I am using the latest version of QIIME2 2024.10 (amplicon). I imported my paired-end sequences (2X250bp). Before running DADA2 workflow, I would like to do a Q-score filtering on these demux data. I remember QIIME used to have a qiime quality-filter q-score-joined script and later incorporated it into the "qiime quality-filter" q-score script.
I suppose qiime quality-filter q-score will automatically identify my F and R reads. I found interesting things.
If I convert them to qzv files. the 2nd stats file is normal with the total number of reads retained and filtered, although it doesn't show F or R individually.
If I check the 1st file's qzv file, it is an interactive quality plot. This plot only gives me the F reads information, but lacks of R reads information. Without both reads' information, I would not be able decide how to trunc the reads for the next DADA2 workflow.
I am not sure if this is a bug or if I used the wrong script. Should I run this (filter low Q score reads) after the DADA2 workflow?

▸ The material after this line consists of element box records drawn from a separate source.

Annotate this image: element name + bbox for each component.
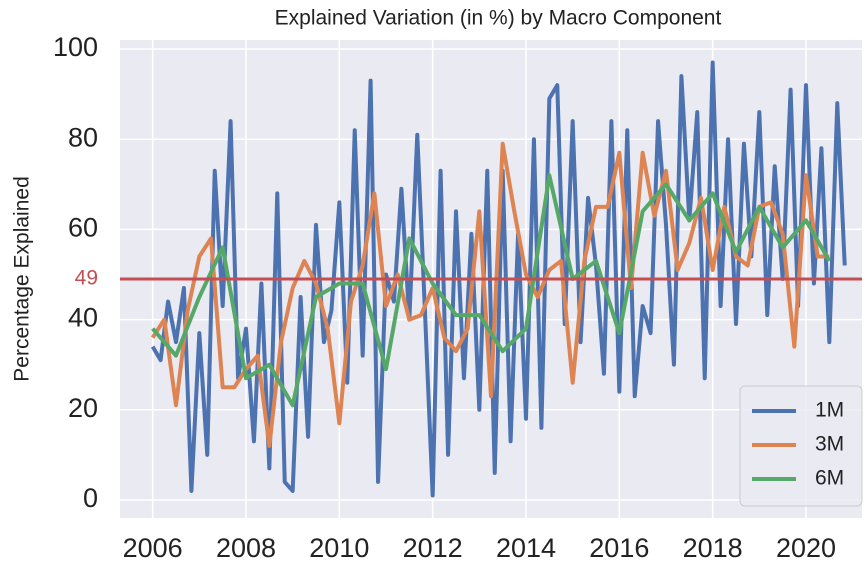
y-tick-label: 20	[68, 393, 98, 423]
x-tick-label: 2014	[496, 533, 556, 563]
legend-label: 1M	[815, 399, 844, 422]
y-axis-label: Percentage Explained	[11, 176, 34, 381]
legend-label: 3M	[815, 433, 844, 456]
y-tick-label: 80	[68, 122, 98, 152]
x-tick-label: 2010	[309, 533, 369, 563]
y-tick-label: 100	[53, 32, 98, 62]
x-tick-label: 2018	[683, 533, 743, 563]
x-tick-label: 2006	[123, 533, 183, 563]
y-tick-label: 40	[68, 303, 98, 333]
series-line	[150, 141, 830, 448]
legend-box	[739, 385, 863, 507]
legend-label: 6M	[815, 467, 844, 490]
x-tick-label: 2012	[403, 533, 463, 563]
x-tick-label: 2020	[776, 533, 836, 563]
y-tick-label: 0	[83, 483, 98, 513]
x-tick-label: 2008	[216, 533, 276, 563]
reference-label: 49	[75, 267, 98, 290]
x-tick-label: 2016	[589, 533, 649, 563]
chart-title: Explained Variation (in %) by Macro Comp…	[275, 7, 722, 30]
y-tick-label: 60	[68, 213, 98, 243]
series-line	[151, 173, 832, 408]
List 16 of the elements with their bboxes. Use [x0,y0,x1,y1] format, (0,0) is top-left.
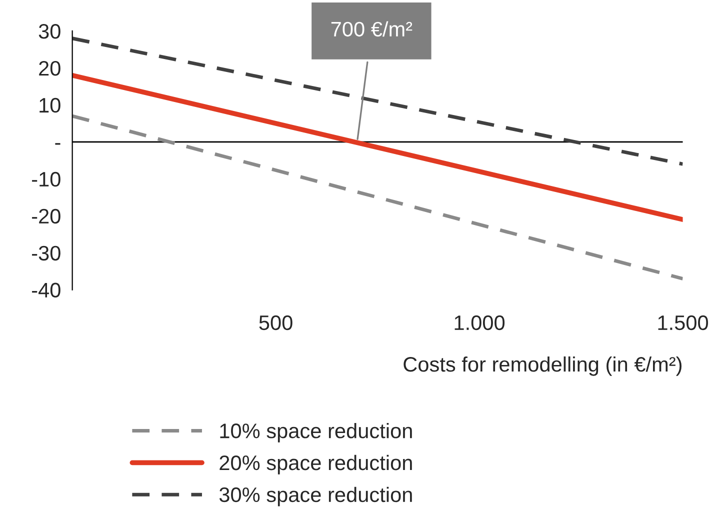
y-tick-label: -10 [32,172,60,187]
legend-label: 20% space reduction [220,454,412,474]
y-tick-label: - [55,143,60,145]
legend-label: 10% space reduction [220,422,412,442]
y-tick-label: -20 [32,208,60,224]
y-tick-label: 30 [38,24,60,39]
x-axis-title: Costs for remodelling (in €/m²) [404,356,682,376]
y-tick-label: 10 [40,98,60,113]
y-tick-label: -40 [32,282,60,298]
x-tick-label: 500 [259,315,292,330]
y-tick-label: -30 [32,246,60,261]
annotation: 700 €/m² [331,21,412,37]
x-tick-label: 1.500 [658,315,708,330]
legend-label: 30% space reduction [219,486,412,506]
y-tick-label: 20 [39,60,60,76]
x-tick-label: 1.000 [454,315,505,330]
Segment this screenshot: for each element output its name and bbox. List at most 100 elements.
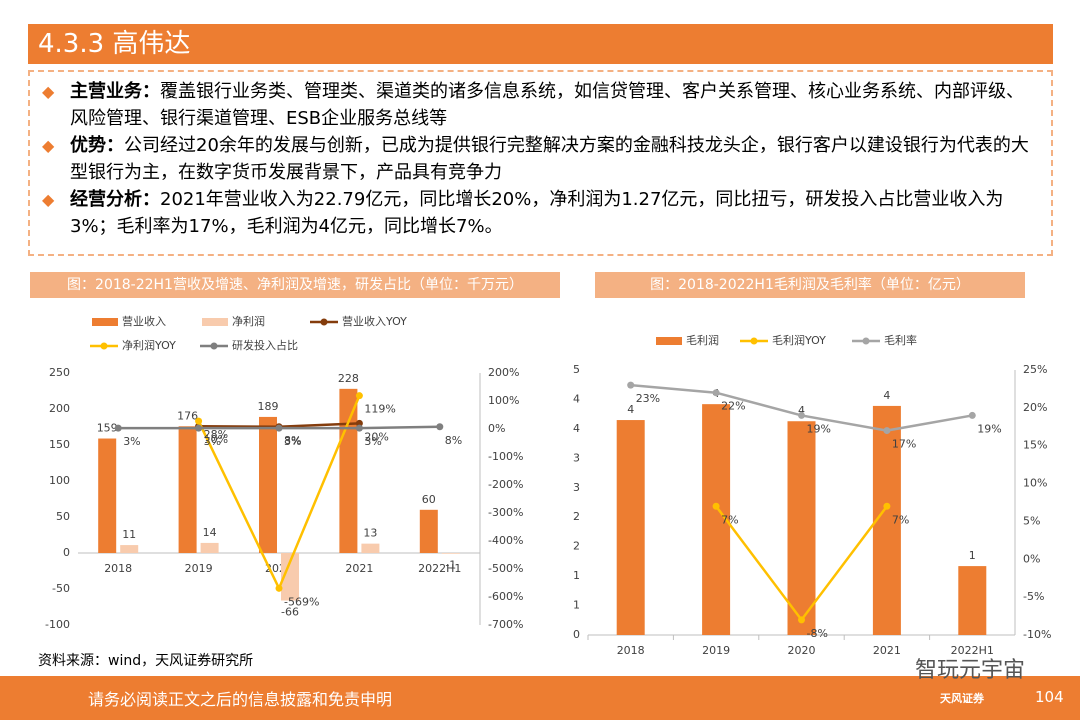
legend-swatch — [656, 337, 682, 345]
bar — [958, 566, 987, 635]
bar — [339, 388, 358, 553]
legend-label: 净利润 — [232, 314, 265, 328]
y2-tick-label: 200% — [488, 366, 519, 379]
line-marker — [968, 411, 976, 419]
data-label: 7% — [721, 513, 738, 526]
line-marker — [627, 381, 635, 389]
y-tick-label: 250 — [49, 366, 70, 379]
y2-tick-label: 20% — [1023, 401, 1047, 414]
bar — [120, 545, 139, 553]
data-label: -1 — [445, 559, 456, 572]
bullet-text: 2021年营业收入为22.79亿元，同比增长20%，净利润为1.27亿元，同比扭… — [70, 189, 1004, 237]
line-marker — [275, 584, 283, 592]
y2-tick-label: 100% — [488, 394, 519, 407]
page-number: 104 — [1035, 688, 1064, 706]
y2-tick-label: -700% — [488, 618, 523, 631]
data-label: -66 — [281, 606, 299, 619]
x-tick-label: 2021 — [345, 562, 373, 575]
y-tick-label: 3 — [573, 451, 580, 464]
line-marker — [436, 423, 444, 431]
legend-marker — [320, 318, 328, 326]
y2-tick-label: 15% — [1023, 439, 1047, 452]
data-label: 11 — [122, 528, 136, 541]
chart-title: 图：2018-22H1营收及增速、净利润及增速，研发占比（单位：千万元） — [30, 272, 560, 298]
data-label: 7% — [892, 513, 909, 526]
data-label: 189 — [258, 400, 279, 413]
y-tick-label: 1 — [573, 599, 580, 612]
legend-label: 毛利率 — [884, 333, 917, 347]
line-marker — [712, 389, 720, 397]
footer-band — [0, 676, 1080, 720]
y-tick-label: 2 — [573, 510, 580, 523]
legend-label: 毛利润YOY — [772, 333, 826, 347]
source: 资料来源：wind，天风证券研究所 — [38, 653, 254, 669]
data-label: 1 — [969, 549, 976, 562]
line-marker — [798, 411, 805, 419]
data-label: 23% — [636, 392, 660, 405]
legend-marker — [862, 337, 870, 345]
data-label: 4 — [627, 403, 634, 416]
y2-tick-label: 10% — [1023, 477, 1047, 490]
brand: 天风证券 — [940, 692, 984, 705]
bar — [281, 553, 299, 601]
line-marker — [355, 392, 363, 400]
legend-swatch — [202, 318, 228, 326]
y2-tick-label: -200% — [488, 478, 523, 491]
legend-marker — [100, 342, 108, 350]
data-label: 3% — [204, 435, 221, 448]
y2-tick-label: -500% — [488, 562, 523, 575]
bullet-box: 主营业务：覆盖银行业务类、管理类、渠道类的诸多信息系统，如信贷管理、客户关系管理… — [28, 70, 1053, 256]
y2-tick-label: 5% — [1023, 514, 1040, 527]
slide-title: 4.3.3 高伟达 — [28, 24, 1053, 64]
y2-tick-label: -400% — [488, 534, 523, 547]
legend-swatch — [92, 318, 118, 326]
bar — [361, 543, 380, 553]
y2-tick-label: -600% — [488, 590, 523, 603]
x-tick-label: 2021 — [873, 644, 901, 657]
data-label: 17% — [892, 438, 916, 451]
y-tick-label: 4 — [573, 422, 580, 435]
y-tick-label: 50 — [56, 510, 70, 523]
line-marker — [355, 424, 363, 432]
bar — [200, 542, 219, 553]
line-marker — [195, 424, 203, 432]
data-label: 119% — [364, 403, 395, 416]
bullet-label: 经营分析： — [70, 189, 160, 210]
y-tick-label: 100 — [49, 474, 70, 487]
bullet: 经营分析：2021年营业收入为22.79亿元，同比增长20%，净利润为1.27亿… — [42, 186, 1041, 240]
y-tick-label: 150 — [49, 438, 70, 451]
x-tick-label: 2020 — [788, 644, 816, 657]
data-label: 60 — [422, 493, 436, 506]
data-label: 3% — [284, 435, 301, 448]
data-label: 8% — [445, 434, 462, 447]
data-label: 4 — [883, 389, 890, 402]
legend-marker — [210, 342, 218, 350]
data-label: 28% — [204, 428, 228, 441]
data-label: 19% — [977, 422, 1001, 435]
y-tick-label: -50 — [52, 582, 70, 595]
legend-label: 营业收入 — [122, 314, 166, 328]
y2-tick-label: 25% — [1023, 363, 1047, 376]
y2-tick-label: -100% — [488, 450, 523, 463]
bar — [616, 420, 645, 635]
y-tick-label: 1 — [573, 569, 580, 582]
bullet-text: 覆盖银行业务类、管理类、渠道类的诸多信息系统，如信贷管理、客户关系管理、核心业务… — [70, 81, 1024, 129]
legend-label: 净利润YOY — [122, 338, 176, 352]
bar — [259, 416, 277, 553]
line-marker — [195, 417, 203, 425]
y-tick-label: 200 — [49, 402, 70, 415]
bar — [441, 553, 460, 554]
legend-label: 研发投入占比 — [232, 338, 298, 352]
x-tick-label: 2019 — [702, 644, 730, 657]
y2-tick-label: 0% — [488, 422, 505, 435]
data-label: 4 — [798, 404, 805, 417]
x-tick-label: 2022H1 — [951, 644, 994, 657]
x-tick-label: 2018 — [104, 562, 132, 575]
data-label: 22% — [721, 400, 745, 413]
y2-tick-label: -10% — [1023, 628, 1051, 641]
x-tick-label: 2022H1 — [418, 562, 461, 575]
legend-label: 毛利润 — [686, 333, 719, 347]
legend-marker — [750, 337, 758, 345]
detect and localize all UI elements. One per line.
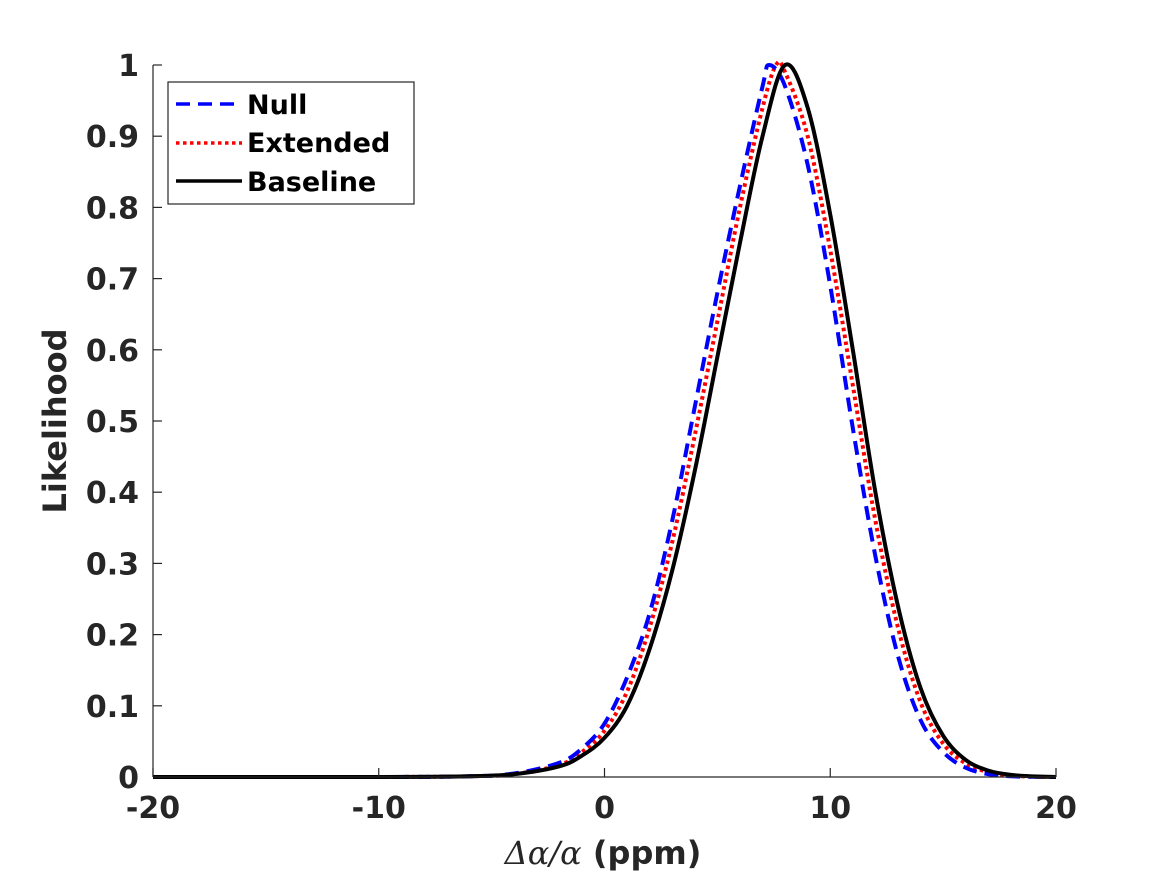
legend-label-extended: Extended <box>247 128 390 159</box>
legend: Null Extended Baseline <box>167 81 415 205</box>
y-tick-label: 0.4 <box>86 476 139 511</box>
x-tick-label: 20 <box>1035 791 1077 826</box>
y-tick-label: 0.1 <box>86 690 139 725</box>
x-axis-label-units: (ppm) <box>582 834 702 872</box>
x-axis-label-delta: Δ <box>503 834 528 872</box>
x-tick-label: -10 <box>352 791 406 826</box>
y-tick-label: 0.7 <box>86 263 139 298</box>
y-tick-label: 1 <box>118 49 139 84</box>
series-line-null <box>153 63 1057 779</box>
y-tick-label: 0.5 <box>86 405 139 440</box>
legend-label-null: Null <box>247 90 307 121</box>
x-tick-label: 10 <box>809 791 851 826</box>
x-axis-label: Δα/α (ppm) <box>503 834 702 872</box>
x-axis-label-slash: / <box>546 834 563 872</box>
y-tick-label: 0.9 <box>86 120 139 155</box>
legend-label-baseline: Baseline <box>247 167 376 198</box>
series-line-baseline <box>153 62 1057 779</box>
ticks-layer: -20 -10 0 10 20 0 0.1 0.2 0.3 0.4 0.5 0.6 0.7 0.8 0.9 1 <box>86 49 1077 826</box>
y-tick-label: 0.8 <box>86 191 139 226</box>
x-tick-label: 0 <box>594 791 615 826</box>
x-tick-label: -20 <box>126 791 180 826</box>
y-tick-label: 0 <box>118 761 139 796</box>
x-axis-label-alpha-1: α <box>528 834 550 872</box>
y-tick-label: 0.6 <box>86 334 139 369</box>
series-layer <box>153 59 1057 779</box>
y-tick-label: 0.2 <box>86 619 139 654</box>
x-axis-label-alpha-2: α <box>560 834 582 872</box>
y-tick-label: 0.3 <box>86 547 139 582</box>
y-axis-label: Likelihood <box>36 328 74 513</box>
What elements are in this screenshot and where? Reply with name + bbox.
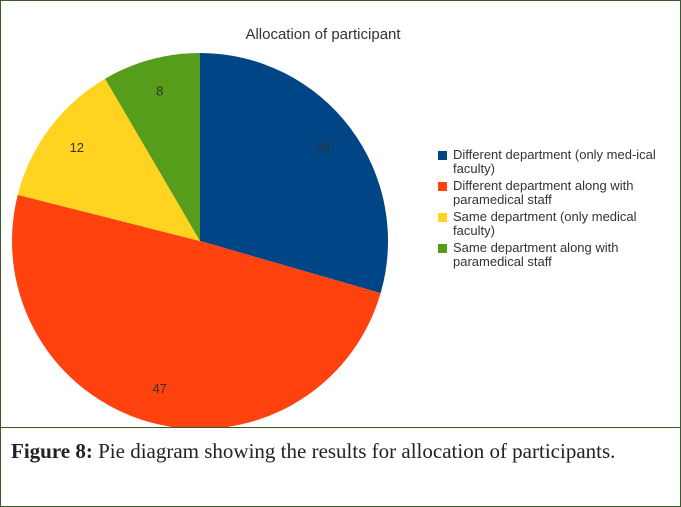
- caption-text: Pie diagram showing the results for allo…: [98, 439, 616, 463]
- legend-item: Different department (only med-ical facu…: [438, 148, 668, 176]
- legend-swatch: [438, 182, 447, 191]
- legend-label: Same department (only medical faculty): [453, 209, 637, 238]
- pie-slice: [105, 53, 200, 241]
- legend-swatch: [438, 213, 447, 222]
- caption-label: Figure 8:: [11, 439, 93, 463]
- divider: [1, 427, 680, 428]
- pie-slice: [17, 78, 201, 241]
- legend-label: Different department along with paramedi…: [453, 178, 634, 207]
- legend-label: Different department (only med-ical facu…: [453, 147, 656, 176]
- legend: Different department (only med-ical facu…: [438, 148, 668, 272]
- chart-title: Allocation of participant: [245, 26, 401, 43]
- value-label: 47: [152, 381, 166, 396]
- pie-slice: [12, 194, 381, 427]
- value-label: 8: [156, 84, 163, 99]
- legend-swatch: [438, 151, 447, 160]
- legend-swatch: [438, 244, 447, 253]
- value-label: 28: [316, 140, 330, 155]
- legend-item: Different department along with paramedi…: [438, 179, 668, 207]
- legend-label: Same department along with paramedical s…: [453, 240, 619, 269]
- legend-item: Same department (only medical faculty): [438, 210, 668, 238]
- legend-item: Same department along with paramedical s…: [438, 241, 668, 269]
- caption: Figure 8: Pie diagram showing the result…: [11, 437, 671, 466]
- chart: Allocation of participant 28 47 12 8: [12, 26, 401, 427]
- value-label: 12: [70, 140, 84, 155]
- pie-slice: [200, 53, 388, 294]
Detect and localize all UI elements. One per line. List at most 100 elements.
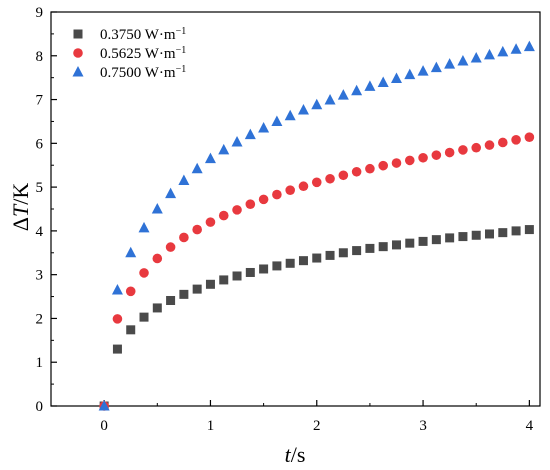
data-point [165,242,176,252]
x-axis-title: t/s [285,442,306,467]
data-point [390,72,402,84]
data-point [524,132,535,143]
data-point [471,142,482,153]
data-point [192,284,202,294]
data-point [377,76,389,87]
y-tick-label: 9 [36,5,44,21]
y-tick-label: 2 [36,311,44,327]
x-tick-label: 1 [207,418,215,434]
data-point [126,325,136,335]
series-2 [99,132,535,411]
data-point [112,344,122,354]
x-tick-label: 2 [313,418,321,434]
data-point [404,68,416,80]
data-point [285,258,295,268]
data-point [511,135,521,145]
legend-label: 0.5625 W·m−1 [100,45,186,63]
data-point [404,155,415,166]
data-point [151,203,163,214]
x-tick-label: 3 [419,418,427,434]
data-point [338,248,348,258]
data-point [179,289,189,299]
data-point [430,61,442,73]
data-point [497,45,509,57]
data-point [311,177,322,188]
data-point [245,199,256,209]
data-point [272,189,282,200]
data-point [166,295,176,305]
data-point [285,185,295,195]
data-point [324,93,336,105]
legend-label: 0.3750 W·m−1 [100,26,186,44]
data-point [272,261,282,271]
data-point [178,174,190,186]
data-point [271,115,283,126]
data-point [457,55,469,66]
y-axis-title: ΔT/K [8,183,33,232]
data-point [444,147,455,158]
data-point [259,264,269,274]
data-point [405,238,415,248]
data-point [351,84,363,96]
data-point [232,205,242,215]
data-point [298,181,309,192]
data-point [218,210,229,221]
data-point [484,140,495,150]
y-tick-label: 1 [36,355,44,371]
data-point [338,170,349,181]
data-point [312,253,322,263]
x-axis-title-unit: /s [291,442,306,467]
data-point [232,271,242,281]
data-point [258,122,270,133]
data-point [497,137,508,148]
legend-label-text: 0.3750 W·m [100,27,176,43]
y-tick-label: 5 [36,180,44,196]
data-point [152,253,163,264]
data-point [231,136,243,147]
data-point [458,232,468,242]
data-marks [98,40,535,411]
data-point [470,51,482,63]
series-1 [99,225,534,411]
data-point [352,246,362,256]
data-point [139,312,149,322]
data-point [152,303,162,313]
data-point [523,40,535,52]
data-point [138,221,150,233]
data-point [192,224,202,235]
data-point [191,162,203,174]
y-axis-title-unit: /K [8,183,33,205]
data-point [125,286,136,297]
data-point [112,314,123,324]
data-point [498,228,508,238]
y-tick-label: 4 [36,224,44,240]
data-point [378,242,388,252]
legend-label-superscript: −1 [176,26,187,37]
data-point [485,229,495,239]
legend-label-text: 0.7500 W·m [100,65,176,81]
data-point [431,150,442,160]
legend-label-superscript: −1 [176,45,187,56]
series-3 [98,40,535,411]
data-point [205,279,215,289]
data-point [364,80,376,91]
data-point [179,232,189,243]
y-axis-title-symbol: T [8,203,33,217]
legend-label: 0.7500 W·m−1 [100,64,186,82]
y-axis-title-prefix: Δ [8,217,33,231]
data-point [325,250,335,260]
axes: 0 1 2 3 4 0 1 2 3 4 5 6 7 8 9 [36,5,541,434]
legend-label-superscript: −1 [176,64,187,75]
legend-label-text: 0.5625 W·m [100,46,176,62]
data-point [298,256,308,266]
data-point [297,104,309,115]
x-tick-label: 0 [100,418,108,434]
data-point [351,166,362,177]
data-point [111,283,123,295]
x-tick-label: 4 [526,418,534,434]
data-point [471,230,481,240]
data-point [284,109,296,121]
data-point [139,268,149,278]
data-point [418,152,428,163]
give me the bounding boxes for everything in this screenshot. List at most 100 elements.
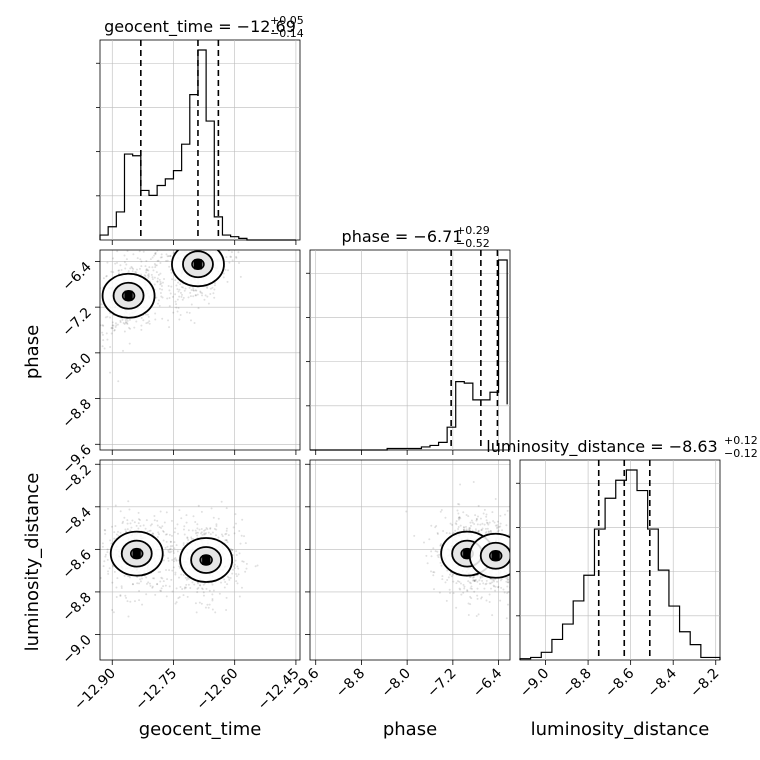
scatter-point [126, 600, 129, 603]
scatter-point [477, 530, 480, 533]
scatter-point [422, 541, 425, 544]
scatter-point [134, 270, 137, 273]
scatter-point [209, 287, 212, 290]
scatter-point [157, 273, 160, 276]
scatter-point [204, 606, 207, 609]
scatter-point [185, 311, 188, 314]
scatter-point [154, 264, 157, 267]
scatter-point [506, 509, 509, 512]
scatter-point [474, 514, 477, 517]
scatter-point [195, 611, 198, 614]
scatter-point [156, 583, 159, 586]
scatter-point [182, 544, 185, 547]
scatter-point [457, 517, 460, 520]
scatter-point [485, 582, 488, 585]
scatter-point [442, 530, 445, 533]
scatter-point [497, 529, 500, 532]
scatter-point [167, 549, 170, 552]
scatter-point [106, 261, 109, 264]
scatter-point [179, 291, 182, 294]
scatter-point [110, 542, 113, 545]
scatter-point [203, 529, 206, 532]
scatter-point [231, 548, 234, 551]
scatter-point [499, 525, 502, 528]
scatter-point [486, 527, 489, 530]
scatter-point [469, 575, 472, 578]
scatter-point [138, 589, 141, 592]
scatter-point [119, 319, 122, 322]
scatter-point [207, 606, 210, 609]
scatter-point [175, 601, 178, 604]
scatter-point [436, 532, 439, 535]
scatter-point [182, 542, 185, 545]
scatter-frame-2 [309, 459, 511, 661]
scatter-point [478, 582, 481, 585]
scatter-point [173, 558, 176, 561]
scatter-point [439, 561, 442, 564]
scatter-point [187, 529, 190, 532]
scatter-point [186, 536, 189, 539]
scatter-point [155, 264, 158, 267]
scatter-point [457, 527, 460, 530]
scatter-point [225, 532, 228, 535]
scatter-point [239, 542, 242, 545]
scatter-point [132, 253, 135, 256]
scatter-panel-geocent_time-luminosity_distance [99, 459, 301, 661]
scatter-point [140, 260, 143, 263]
scatter-point [126, 250, 129, 253]
scatter-point [128, 508, 131, 511]
scatter-point [238, 595, 241, 598]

Thank you for bringing this to our attention. Can you provide a list of the commands that you ran and attach the visualizations you're talking about?
You used this tool at the correct stage, using it after dada2 is not possible because sequences no longer possess quality scores at that point.
It's my understanding that dada2 works best with unfiltered sequences because it uses the quality scores to build a model that it then uses for denoising purposes. Thus, the more read positions the more informed it will be and the more accurate it will be. That being said, we should still investigate your issue because it may be a bug.
1> Here are scripts that I run (the trimmed_sequences/demux-paired-end-trimmed.qza is the raw imported demux data with primers trimmed using cutadapt).
2> I did try Q score cutoff with 20, 25 and 30. Interestingly, the results of my Q20 and Q25 cutoff are identical, but Q 30 is different. I don't know why. It could be everything is above Q25?
3>PS, It's true DADA2 is very good and it also has it is own Q-score cutoff with default 2. I am doing this to replicate someone's data analysis.
I don't know how DADA2's Q-score cutoff is equivalent to this QIIME Q-score filter cutoff. If I set DADA2 Q-score cutoff to 20, I would lose 90% of reads sometimes. Do you usually change DADA2 default Q score cutoff? If so, what do you choose?
Could you attach the .qzv files themselves, not just their exported data/ directories? This will make it a little easier for me to view them, and will make it possible for me to see their provenance, so I can look for clues about what is going wrong.
This is indeed a bug, or a failure to adequately document, depending how you look at it. Currently, the way quality-filter q-score operates is that whether you input paired end reads or single end reads, the quality filter is applied only to the forward reads and only the forward reads are returned. I'm now planning to update this action to apply the quality filter to both read directions and to return both read directions when paired end reads are inputted. Thank you for bringing this to our attention.
The good news for you is that I don't think this action is desirable for your workflow, for the reasons I mentioned above. I would skip this action and move on to dada2 denoise-paired.